I usually bring a utilization focused approach to most of my work, asking “who are the intended users of this evaluation activity, and how will they use it?”, and designing back from this starting point. There are interesting perspectives about how to expand our vision of the uses for evaluation, to better support complex, systems focused work.

Emily Gate’s talks about expanding the role for evaluation from a determination of value of some bounded initiative, to continuously developing value within systems change efforts. By drawing on data, deliberative processes and different perspectives to understand: what is business as usual, what is emerging practice, how it makes a difference, and what other factors affect the emergence of this practice? Evaluation can help guide where to go next, focusing on processes for generating systems changes and the conditions to sustain them.

This expansion of the classic definition of evaluation from determining value / evaluative judgment (i.e., how well did we do); to developing value, a continuing, co-constructed process of evaluative learning and deliberating (i.e., what should we do next) can be found in the open access New Directions in Evaluation Special Issue: Systems & Complexity Informed Evaluation: Insights from Practice Issue, along with many useful discussions and examples from practice.
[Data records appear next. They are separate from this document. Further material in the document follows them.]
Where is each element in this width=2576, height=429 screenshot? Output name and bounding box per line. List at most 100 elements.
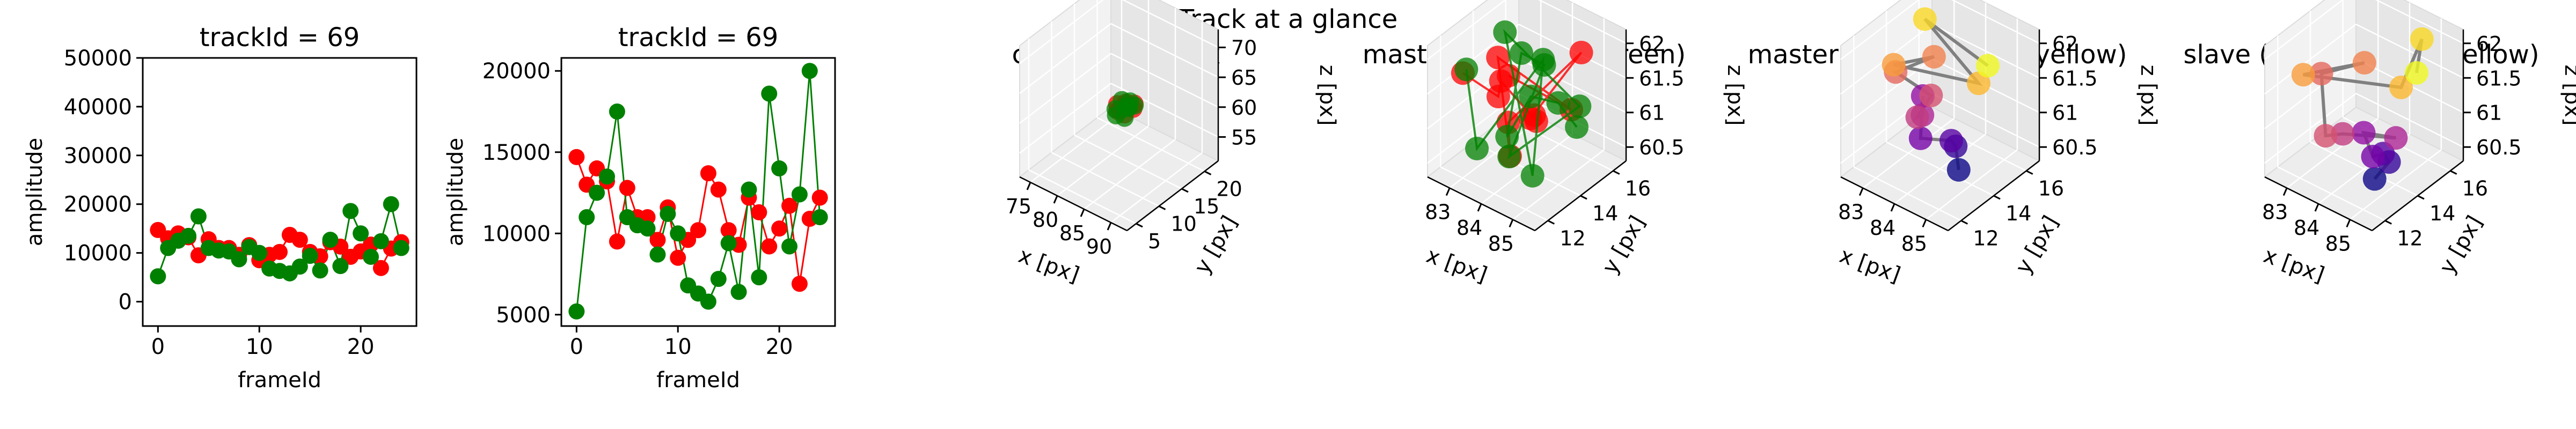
y-tick-label: 16 <box>1625 177 1651 201</box>
x-tick-label: 75 <box>1006 195 1031 218</box>
data-point <box>322 232 339 248</box>
data-point <box>751 204 767 220</box>
z-tick-label: 62 <box>2052 32 2078 56</box>
x-tick-label: 0 <box>151 335 165 359</box>
data-point <box>353 225 369 242</box>
data-point <box>2352 121 2376 145</box>
data-point <box>1497 144 1521 168</box>
data-point <box>1946 158 1971 182</box>
x-tick-mark <box>2282 187 2288 196</box>
y-tick-label: 12 <box>1560 226 1585 250</box>
z-tick-label: 60 <box>1231 96 1257 120</box>
data-point <box>791 276 808 292</box>
z-tick-label: 65 <box>1231 66 1257 90</box>
grid-line <box>1096 117 1205 172</box>
data-point <box>2352 51 2376 75</box>
x-tick-mark <box>1445 187 1451 196</box>
x-axis-label: x [px] <box>1423 243 1490 287</box>
data-point <box>579 209 595 225</box>
grid-line <box>1084 139 1176 210</box>
grid-line <box>1886 141 1994 197</box>
x-tick-label: 90 <box>1086 235 1112 258</box>
data-point <box>1107 106 1125 124</box>
data-point <box>609 103 625 120</box>
grid-line <box>1019 23 1111 94</box>
data-point <box>761 85 778 102</box>
y-tick-mark <box>1547 220 1555 225</box>
grid-line <box>2277 166 2385 221</box>
y-tick-mark <box>1136 223 1143 228</box>
z-tick-label: 61 <box>2052 101 2078 125</box>
x-tick-label: 10 <box>664 335 692 359</box>
x-tick-label: 85 <box>1059 221 1085 245</box>
data-point <box>1939 129 1963 153</box>
data-point <box>302 248 318 264</box>
y-tick-label: 20 <box>1217 177 1242 201</box>
x-tick-label: 80 <box>1033 208 1058 232</box>
data-point <box>2331 122 2355 146</box>
data-point <box>599 168 615 185</box>
data-point <box>1905 105 1929 129</box>
3d-master-slave-chart: master(red) slave(green)83848512141660.5… <box>1363 0 1747 287</box>
data-point <box>383 196 399 212</box>
y-tick-mark <box>2417 195 2425 200</box>
x-tick-label: 84 <box>1870 216 1896 240</box>
x-tick-mark <box>1477 203 1482 212</box>
x-tick-mark <box>1053 195 1058 204</box>
data-point <box>649 232 666 248</box>
data-point <box>291 232 308 248</box>
z-tick-label: 60.5 <box>2052 136 2098 159</box>
data-point <box>1495 124 1519 149</box>
data-point <box>670 249 686 266</box>
data-point <box>1913 7 1937 31</box>
y-tick-label: 50000 <box>64 46 132 71</box>
y-tick-label: 16 <box>2462 177 2488 201</box>
data-point <box>660 205 676 222</box>
3d-context-chart: context +- 10px75808590510152055606570x … <box>1006 0 1340 287</box>
x-tick-label: 84 <box>2294 216 2319 240</box>
x-tick-label: 20 <box>766 335 793 359</box>
x-axis-label: x [px] <box>2260 243 2328 287</box>
data-point <box>1569 41 1593 65</box>
data-point <box>291 258 308 275</box>
x-tick-mark <box>1509 219 1514 228</box>
y-tick-label: 15 <box>1194 195 1219 218</box>
x-axis-label: frameId <box>656 368 740 393</box>
grid-line <box>2264 58 2357 129</box>
grid-line <box>1030 112 1122 183</box>
grid-line <box>1427 0 1506 60</box>
x-tick-label: 85 <box>2325 232 2351 255</box>
data-point <box>700 165 716 182</box>
data-point <box>1520 164 1545 188</box>
data-point <box>2291 63 2315 87</box>
data-point <box>791 186 808 203</box>
grid-line <box>1057 125 1149 196</box>
data-point <box>363 248 379 265</box>
x-tick-mark <box>2314 203 2319 212</box>
data-point <box>372 260 389 276</box>
grid-line <box>1931 24 2040 79</box>
grid-line <box>1110 152 1203 223</box>
x-tick-label: 85 <box>1901 232 1927 255</box>
data-point <box>2309 62 2333 86</box>
data-point <box>568 149 585 165</box>
data-point <box>342 203 359 219</box>
data-point <box>710 271 727 287</box>
x-axis-line <box>1019 176 1128 232</box>
grid-line <box>1951 0 2040 44</box>
grid-line <box>2310 141 2418 197</box>
chart-title: trackId = 69 <box>618 23 779 53</box>
x-tick-label: 10 <box>246 335 273 359</box>
y-tick-mark <box>2450 170 2457 175</box>
y-tick-label: 20000 <box>482 59 551 84</box>
data-point <box>700 293 716 310</box>
data-point <box>670 225 686 242</box>
grid-line <box>1028 169 1137 225</box>
data-point <box>1922 45 1946 69</box>
data-point <box>180 227 196 244</box>
data-point <box>720 235 737 252</box>
data-point <box>811 189 828 206</box>
y-tick-label: 14 <box>2006 202 2031 225</box>
data-point <box>1882 53 1906 77</box>
grid-line <box>1019 0 1104 64</box>
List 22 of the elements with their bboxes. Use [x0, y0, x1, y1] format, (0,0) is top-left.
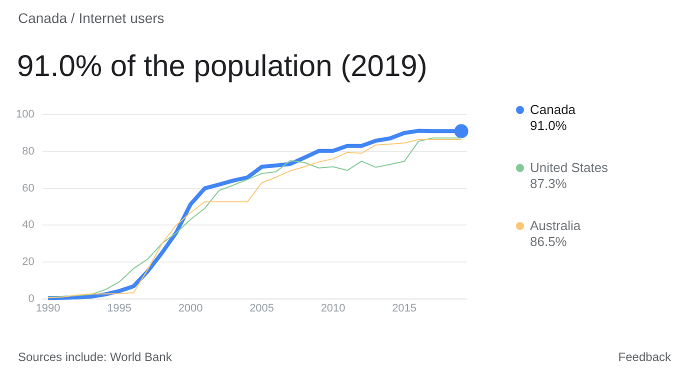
y-tick-label: 20	[22, 256, 34, 268]
y-tick-label: 60	[22, 182, 34, 194]
legend-label: Canada	[530, 102, 577, 118]
legend-label: United States	[530, 160, 608, 176]
text: 87.3%	[530, 176, 568, 192]
x-tick-label: 2010	[320, 302, 346, 314]
source-note: Sources include: World Bank	[18, 350, 172, 364]
legend-label: Australia	[530, 218, 582, 234]
text: Feedback	[618, 350, 671, 364]
x-tick-label: 2000	[178, 302, 203, 314]
text: 91.0%	[530, 118, 568, 134]
y-tick-label: 100	[16, 108, 34, 121]
y-tick-label: 80	[22, 145, 34, 158]
x-tick-label: 2015	[392, 302, 417, 314]
x-tick-label: 1995	[107, 302, 132, 314]
x-tick-label: 1990	[36, 302, 60, 314]
chart-title: 91.0% of the population (2019)	[17, 50, 428, 84]
chart-subtitle: Canada / Internet users	[18, 10, 164, 26]
text: 86.5%	[530, 234, 568, 250]
y-tick-label: 0	[28, 292, 34, 305]
y-tick-label: 40	[22, 219, 34, 232]
x-tick-label: 2005	[250, 302, 274, 314]
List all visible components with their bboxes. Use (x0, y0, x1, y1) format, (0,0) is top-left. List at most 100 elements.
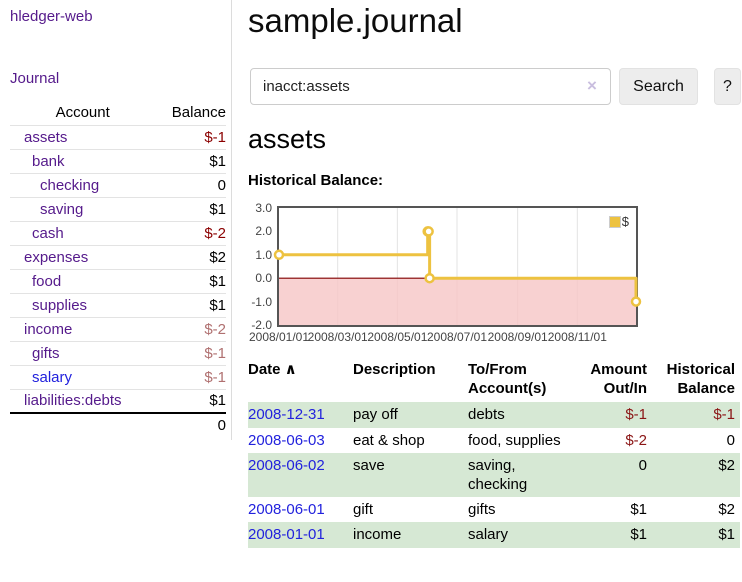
transaction-balance: $2 (718, 456, 735, 474)
y-tick-label: 3.0 (255, 201, 272, 215)
search-button[interactable]: Search (619, 68, 698, 105)
account-row: income $-2 (10, 317, 226, 341)
account-heading: assets (248, 124, 327, 154)
y-tick-label: 1.0 (255, 247, 272, 262)
register-row: 2008-01-01 income salary $1 $1 (248, 522, 740, 548)
account-row: gifts $-1 (10, 341, 226, 365)
transaction-accounts: saving, checking (468, 456, 528, 493)
transaction-amount: $-1 (625, 406, 647, 424)
account-link[interactable]: supplies (32, 296, 88, 314)
account-link[interactable]: saving (40, 200, 84, 218)
account-link[interactable]: food (32, 272, 62, 290)
chart-plot-area[interactable]: $ (273, 206, 642, 327)
y-tick-label: 0.0 (255, 271, 272, 286)
register-header-amount: Amount Out/In (590, 361, 647, 398)
account-balance: $-1 (204, 368, 226, 386)
help-button[interactable]: ? (714, 68, 741, 105)
page-title: sample.journal (248, 2, 463, 39)
y-tick-label: -2.0 (251, 318, 272, 332)
transaction-description: pay off (353, 406, 398, 424)
register-row: 2008-06-02 save saving, checking 0 $2 (248, 452, 740, 498)
transaction-accounts: food, supplies (468, 431, 561, 449)
chart-title: Historical Balance: (248, 172, 384, 189)
clear-search-icon[interactable]: × (587, 76, 597, 95)
transaction-description: eat & shop (353, 431, 425, 449)
transaction-date-link[interactable]: 2008-12-31 (248, 406, 325, 424)
account-link[interactable]: bank (32, 152, 65, 170)
account-link[interactable]: assets (24, 128, 68, 146)
x-tick-label: 2008/01/01 (248, 330, 310, 344)
transaction-accounts: gifts (468, 501, 496, 519)
register-table: Date ∧ Description To/From Account(s) Amoun… (248, 358, 740, 548)
transaction-accounts: debts (468, 406, 505, 424)
x-tick-label: 2008/09/01 (487, 330, 548, 344)
account-link[interactable]: income (24, 320, 73, 338)
transaction-amount: $1 (630, 526, 647, 544)
account-row: salary $-1 (10, 365, 226, 389)
account-balance: $1 (209, 392, 226, 410)
register-row: 2008-12-31 pay off debts $-1 $-1 (248, 402, 740, 428)
register-header-date[interactable]: Date ∧ (248, 361, 297, 378)
sidebar: hledger-web Journal Account Balance asse… (0, 0, 232, 440)
account-row: checking 0 (10, 173, 226, 197)
account-link[interactable]: liabilities:debts (24, 392, 122, 410)
transaction-amount: $1 (630, 501, 647, 519)
transaction-date-link[interactable]: 2008-01-01 (248, 526, 325, 544)
register-header-description: Description (353, 361, 436, 378)
account-row: liabilities:debts $1 (10, 389, 226, 413)
account-rows: assets $-1 bank $1 checking 0 saving $1 … (10, 125, 226, 413)
account-row: assets $-1 (10, 125, 226, 149)
transaction-balance: 0 (726, 431, 735, 449)
x-tick-label: 2008/07/01 (426, 330, 488, 344)
chart-y-axis: 3.0 2.0 1.0 0.0 -1.0 -2.0 (248, 201, 274, 332)
chart-canvas (273, 208, 642, 325)
account-balance: $1 (209, 296, 226, 314)
account-row: bank $1 (10, 149, 226, 173)
account-balance: $2 (209, 248, 226, 266)
sidebar-item-journal[interactable]: Journal (10, 70, 60, 87)
account-balance: $-1 (204, 128, 226, 146)
transaction-accounts: salary (468, 526, 509, 544)
balance-column-header: Balance (171, 104, 226, 122)
account-balance-table: Account Balance assets $-1 bank $1 check… (10, 101, 226, 437)
account-total-row: 0 (10, 413, 226, 437)
account-link[interactable]: cash (32, 224, 64, 242)
transaction-date-link[interactable]: 2008-06-02 (248, 456, 325, 474)
legend-swatch-icon (608, 215, 621, 228)
register-header-row: Date ∧ Description To/From Account(s) Amoun… (248, 358, 740, 402)
y-tick-label: -1.0 (251, 294, 272, 309)
historical-balance-chart: 3.0 2.0 1.0 0.0 -1.0 -2.0 $ 2008/01/01 2008/03… (248, 201, 742, 352)
account-link[interactable]: gifts (32, 344, 60, 362)
account-column-header: Account (55, 104, 110, 122)
transaction-description: save (353, 456, 385, 474)
chart-x-axis: 2008/01/01 2008/03/01 2008/05/01 2008/07/01… (248, 330, 742, 346)
app-brand-link[interactable]: hledger-web (10, 8, 93, 25)
search-input[interactable] (250, 68, 611, 105)
account-balance: $-1 (204, 344, 226, 362)
account-balance: $1 (209, 200, 226, 218)
transaction-balance: $-1 (713, 406, 735, 424)
register-row: 2008-06-03 eat & shop food, supplies $-2… (248, 428, 740, 453)
transaction-date-link[interactable]: 2008-06-03 (248, 431, 325, 449)
y-tick-label: 2.0 (255, 224, 272, 239)
register-header-balance: Historical Balance (666, 361, 735, 398)
register-header-accounts: To/From Account(s) (468, 361, 547, 398)
transaction-amount: $-2 (625, 431, 647, 449)
transaction-description: gift (353, 501, 374, 519)
transaction-balance: $1 (718, 526, 735, 544)
account-balance: $1 (209, 272, 226, 290)
transaction-balance: $2 (718, 501, 735, 519)
account-balance: $1 (209, 152, 226, 170)
transaction-description: income (353, 526, 402, 544)
total-balance: 0 (217, 417, 226, 434)
account-link[interactable]: salary (32, 368, 73, 386)
total-spacer (10, 413, 155, 437)
transaction-date-link[interactable]: 2008-06-01 (248, 501, 325, 519)
x-tick-label: 2008/05/01 (367, 330, 428, 344)
x-tick-label: 2008/11/01 (547, 330, 607, 344)
account-link[interactable]: expenses (24, 248, 89, 266)
account-row: supplies $1 (10, 293, 226, 317)
account-link[interactable]: checking (40, 176, 100, 194)
account-table-header-row: Account Balance (10, 101, 226, 125)
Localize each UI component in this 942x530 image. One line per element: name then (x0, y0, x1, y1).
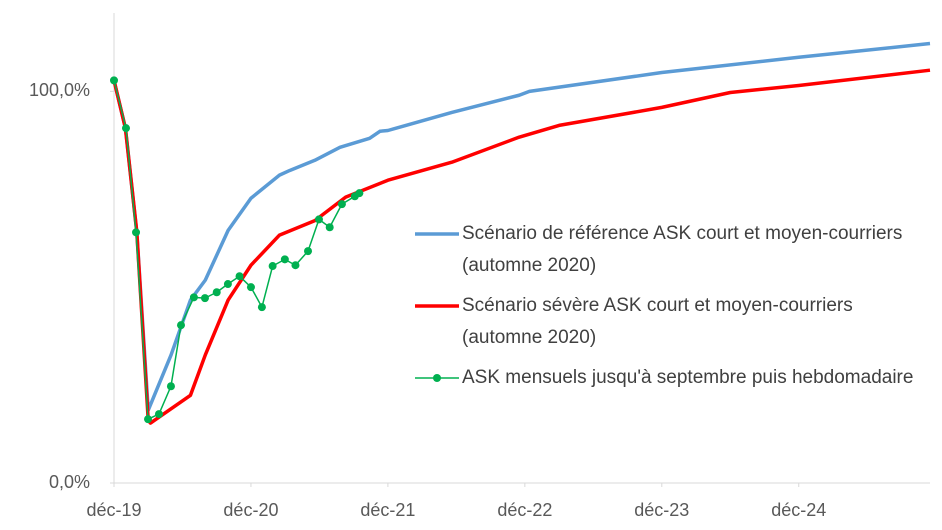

This role for evaluation, from judging the work to supporting the work, changes the nature of accountability. From results-based management and reporting outcomes, to being accountable for why the work is going in the direction it is. Data is in service of the learning needed to do the work, so yesterday’s learning informs tomorrow’s practice. As Ruth Richardson and Michael Quinn Patton describe, the role is “to infuse team discussions with evaluative questions, thinking and data to facilitate systematic data based reflection and decision making in the developmental process”.

This brings us back to the questions I like to start with “who are the intended users of this evaluation activity, and how will they use it?”.

For those in positions of power, holding work to account through reporting and governance structures, there are explicit choices to be faced.

What trade-offs are you making in how evaluation and learning resources are being deployed?

If the work itself is exploratory, feels risky, is full of unknowns, is evaluation and learning activity expected to provide you with reassurance, that the work will be ‘what works’?

Or is this resource (money and effort) being deployed to help guide where the work goes next, when the destination, and sometimes even the next step, is not clear?